The SC had stated: “T1 must be tranquillised and shifted to a rescue centre, and if unsuccessful, it shall be eliminated by shooting to avoid any further loss…The chief conservator of forests, Yavatmal, is authorised to carry out the above order. He shall not declare any prize or any similar incentive for the responsible person.”

Petitioner Dogra has argued that Avni was not a man-eater. She submitted post-mortem and DNA reports to support her claims. However, the court was not convinced with her argument. “How does a post-mortem show if an animal is a man-eater or not?” asked Bobde. Dogra said that a man-eater would have nails and hair in the intestine for six months, but Avni’s stomach was empty.

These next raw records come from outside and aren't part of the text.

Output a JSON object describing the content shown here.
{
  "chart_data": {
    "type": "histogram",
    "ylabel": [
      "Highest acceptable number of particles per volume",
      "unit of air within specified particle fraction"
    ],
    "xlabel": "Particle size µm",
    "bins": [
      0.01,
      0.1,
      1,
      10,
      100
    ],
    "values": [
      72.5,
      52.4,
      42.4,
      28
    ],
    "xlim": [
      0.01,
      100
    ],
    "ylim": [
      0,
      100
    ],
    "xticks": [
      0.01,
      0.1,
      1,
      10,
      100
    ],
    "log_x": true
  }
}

“We want to see clear findings that human nails, hair, teeth or whatever, does not disappear for a period of six months and that no such thing was found in [T1’s] intestine. Show us… she was not a man-eater,” Bobde said, adding, “We will issue notice also. Because the reward part is clearly violated.”

It has been claimed that Avni was killed in self-defence after she charged at the hunting party. However, post-mortem reports found that Avni was killed in cold-blood. As per the necroscopy report, the bullet left Avni with a “circular punctured wound of 0.5 cm diameter on the left thoracic region”, which suggests that the bullet hit her near the shoulder before going on to pierce her ribs, rupture her lungs and heart. Avni, the report said, “died of excessive internal haemorrhage and cardio-respiratory failure”. Postmortem also found a tranquiliser dart that was placed after the killing.

Avni’s two cubs were later rescued.

The killing made national headlines. Several conservationists had earlier opposed the SC order permitting the wild cat to be shot. It is said that the region around Tipeshwar Wildlife Sanctuary, where Avni roamed, has witnessed intensive human activity. This encroachment has led to human-animal conflict and death of a few local people. Avni’s mother was also a victim of this conflict. She was electrocuted when Avni was a young cub.